Pembunuhan massal sebanyak sepertiga atau dua juta penduduk Kamboja dibunuh oleh Khmer Merah, yang kebanyakan adalah para biksu, keluarga pekerja profesional, guru dan pelajar serta orang berkaca mata.
Doktrin Khmer Rouge melarang adanya agama apa pun di Kamboja, sekaligus melarang penduduknya untuk berpendidikan tinggi, apalagi menerima kemajuan dari pengaruh negara asing ke dalam kehidupan warganya.
Tak diragukan lagi, Kamboja memang adalah negara sarat sejarah, namun sangat indah dengan penduduknya yang baik dan ramah, seperti Bong Cheni.

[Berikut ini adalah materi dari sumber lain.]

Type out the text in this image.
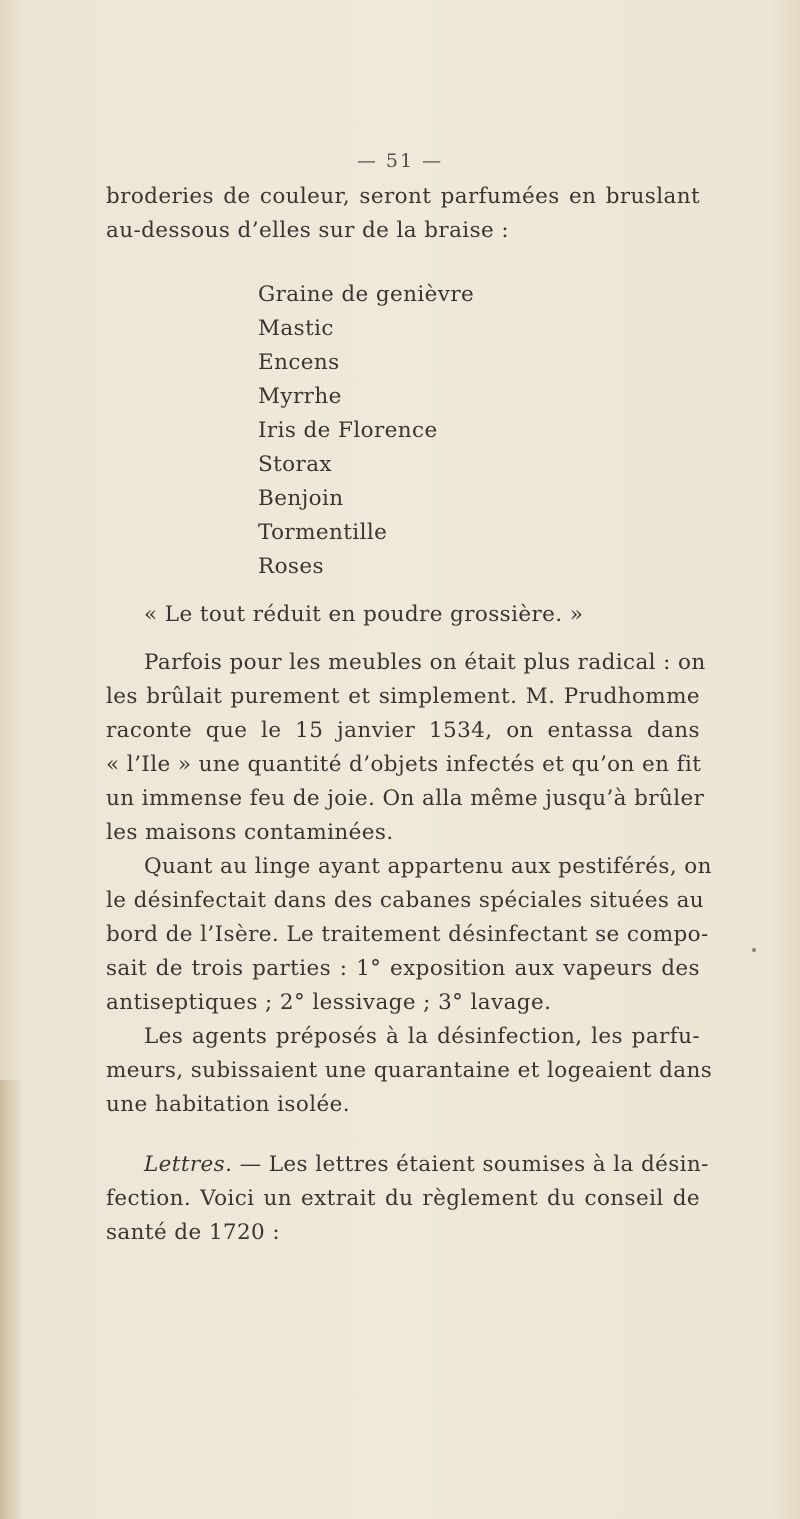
— 51 —
broderies de couleur, seront parfumées en bruslant
au-dessous d’elles sur de la braise :
Graine de genièvre
Mastic
Encens
Myrrhe
Iris de Florence
Storax
Benjoin
Tormentille
Roses
« Le tout réduit en poudre grossière. »
Parfois pour les meubles on était plus radical : on
les brûlait purement et simplement. M. Prudhomme
raconte que le 15 janvier 1534, on entassa dans
« l’Ile » une quantité d’objets infectés et qu’on en fit
un immense feu de joie. On alla même jusqu’à brûler
les maisons contaminées.
Quant au linge ayant appartenu aux pestiférés, on
le désinfectait dans des cabanes spéciales situées au
bord de l’Isère. Le traitement désinfectant se compo-
sait de trois parties : 1° exposition aux vapeurs des
antiseptiques ; 2° lessivage ; 3° lavage.
Les agents préposés à la désinfection, les parfu-
meurs, subissaient une quarantaine et logeaient dans
une habitation isolée.
Lettres. — Les lettres étaient soumises à la désin-
fection. Voici un extrait du règlement du conseil de
santé de 1720 :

Meskipun trauma konflik masa lalu masih tersisa, namun pengalaman selama di Siem Reap, memberi kami pelajaran yang berharga, selain tentang kemanusiaan, juga mengenai seekor tikus, sang penyelamat nyawa.
Rekomendasi Penginapan
Kami memilih penginapan berdasarkan area dan keunikan hotel, termasuk layanan serta sentuhan lokal kota, untuk dapat merasakan pengalaman yang berbeda. Ada dua pilihan area yang menjadi tempat terbaik untuk penginapan.
Yang pertama adalah daerah Central Park, yang merupakan jantung kota Siem Reap. Kami memilih Victoria Angkor Resort & Spa yaitu resor bintang lima yang berada tepat di depan Royal Park.
Saya suka arsitektur kolonial Prancis resor ini dan berdekatan dengan lokasi kuil Angkor Wat. Silakan kunjungi www.victoriaangkorhotel.com.
Area kedua adalah di Phum Wat Damnak yaitu lokasi Rambutan Resort. Area ini adalah daerah perumahan yang tenang, namun sangat dekat dengan pusat keramaian seperti Pasar Seni, Pub Street, restoran, bar dan, tentu saja pusat perbelanjaan. Silakan kunjungi www.rambutanresortsr.com
Tips
1. ATM di Siem Reap kebanyakan mengeluarkan uang dollar AS karena mata uang yang digunakan di sana selain mata uang Riel juga menggunakan dollar AS.
2. Karena udara yang cukup panas dan lembab, jangan lupa membawa sunscreen, topi dan tisu basah saat mengunjungi Kawasan Angkor.
3. Disarankan untuk menyewa mobil dibandingkan tuk-tuk untuk berkeliling Kawasan Angkor, karena jarak antar kuil yang berjauhan.
4. Biasanya penginapan di Siem Reap akan menyediakan sarapan pagi untuk wisatawan yang berangkat subuh ke Kawasan Angkor. Namun, jangan membawa bekal ke dalam kuil, karena di sana banyak monyet agresif yang akan menarik langsung dari tangan Anda.
5. Jika berani, cobalah makanan populer Kamboja yaitu kebab tarantula!
6. Kunjungi Kamboja pada bulan November karena di sana ada Bonn Om Teuk atau festival air dan balapan perahu.